When the service began, I noticed the windows were opened from the outside, allowing a winter’s day breeze to keep the large audience comfortable. Attendees filled every bench. But the windows were opened so the dozens of boys and young men who had no seats and stood outside could listen to the sermons through the windows. With no microphone, it was hard for me to hear inside, and I suspect the fellows outside heard very little. The Pleasant View Order Mennonite meetinghouse has an electric line attached, but it is only used to power the forced-air furnace in the basement. There are no electric lights in the building.

Three years ago, I wrote Lewis G. Martin a letter, asking him about which side of the auditorium the women sit on in the Old Order community. He cordially replied with a handwritten note. Facing the audience from the pulpit, he explained that the women sit on the right, similar to the other Mennonite churches in the Valley during the nineteenth century. Men at the funeral wore plain black coats and black hats. Hooks on the wall all around the interior provided a place to hang them during the service.

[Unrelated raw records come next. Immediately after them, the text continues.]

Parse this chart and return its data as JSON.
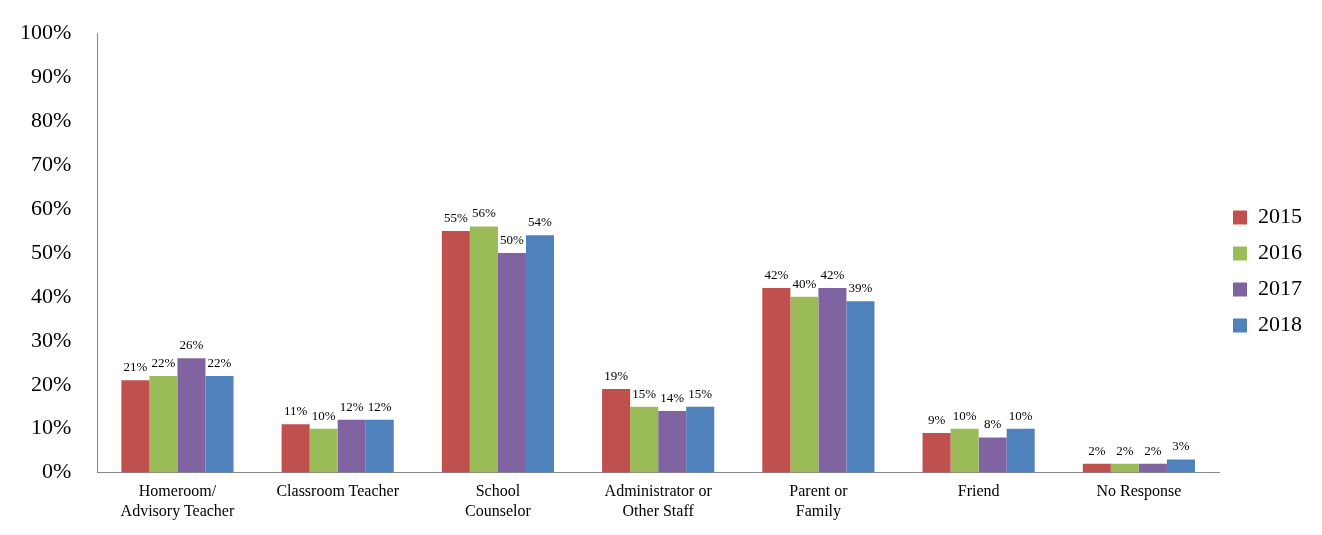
{
  "chart_data": {
    "type": "bar",
    "categories": [
      "Homeroom/\nAdvisory Teacher",
      "Classroom Teacher",
      "School\nCounselor",
      "Administrator or\nOther Staff",
      "Parent or\nFamily",
      "Friend",
      "No Response"
    ],
    "series": [
      {
        "name": "2015",
        "color": "#c0504d",
        "values": [
          21,
          11,
          55,
          19,
          42,
          9,
          2
        ],
        "value_labels": [
          "21%",
          "11%",
          "55%",
          "19%",
          "42%",
          "9%",
          "2%"
        ]
      },
      {
        "name": "2016",
        "color": "#9bbb59",
        "values": [
          22,
          10,
          56,
          15,
          40,
          10,
          2
        ],
        "value_labels": [
          "22%",
          "10%",
          "56%",
          "15%",
          "40%",
          "10%",
          "2%"
        ]
      },
      {
        "name": "2017",
        "color": "#8064a2",
        "values": [
          26,
          12,
          50,
          14,
          42,
          8,
          2
        ],
        "value_labels": [
          "26%",
          "12%",
          "50%",
          "14%",
          "42%",
          "8%",
          "2%"
        ]
      },
      {
        "name": "2018",
        "color": "#4f81bd",
        "values": [
          22,
          12,
          54,
          15,
          39,
          10,
          3
        ],
        "value_labels": [
          "22%",
          "12%",
          "54%",
          "15%",
          "39%",
          "10%",
          "3%"
        ]
      }
    ],
    "ylim": [
      0,
      100
    ],
    "yticks": [
      {
        "value": 0,
        "label": "0%"
      },
      {
        "value": 10,
        "label": "10%"
      },
      {
        "value": 20,
        "label": "20%"
      },
      {
        "value": 30,
        "label": "30%"
      },
      {
        "value": 40,
        "label": "40%"
      },
      {
        "value": 50,
        "label": "50%"
      },
      {
        "value": 60,
        "label": "60%"
      },
      {
        "value": 70,
        "label": "70%"
      },
      {
        "value": 80,
        "label": "80%"
      },
      {
        "value": 90,
        "label": "90%"
      },
      {
        "value": 100,
        "label": "100%"
      }
    ],
    "grid": false,
    "legend": "right"
  }
}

Looking from the long nineteenth-century style wooden minister’s pulpit, with about ten ordained men seated behind on a raised platform, women and girls sat on the right side of the three-foot wall in the center of the room. They wore funeral black, including their tightly-tied bonnets.

My Anabaptist heritage is Amish-Mennonite, going back eleven generations to the seventeenth-century Amish division in Europe when Yost Yoder chose the Amish side of that split. My parents left the Amish and joined the Conservative Mennonite Conference in 1950, and I joined the Mennonite Church in 1981. I have hundreds of relatives among plain Anabaptist groups in Central America and the United States. So, when I went to Lewis’ funeral, I wanted to pay my respects since I’m on a journey to find common Anabaptist faith among friends and neighbors in the Shenandoah Valley. Lewis generously provided information for my research, writing, and editorial work.

In two years, we will remember and notice the 500th anniversary of the beginning of the Anabaptist movement in Zurich, Switzerland. May we, in our Anabaptist communities, regardless of our chosen practices, find common faith in God, Jesus Christ our Savior, and the illimitable love and charity of the Holy Spirit, which can join us together in Christian unity.

Pleasant View Old Order Mennonite Church, Dayton, Virginia (Elwood Yoder photo).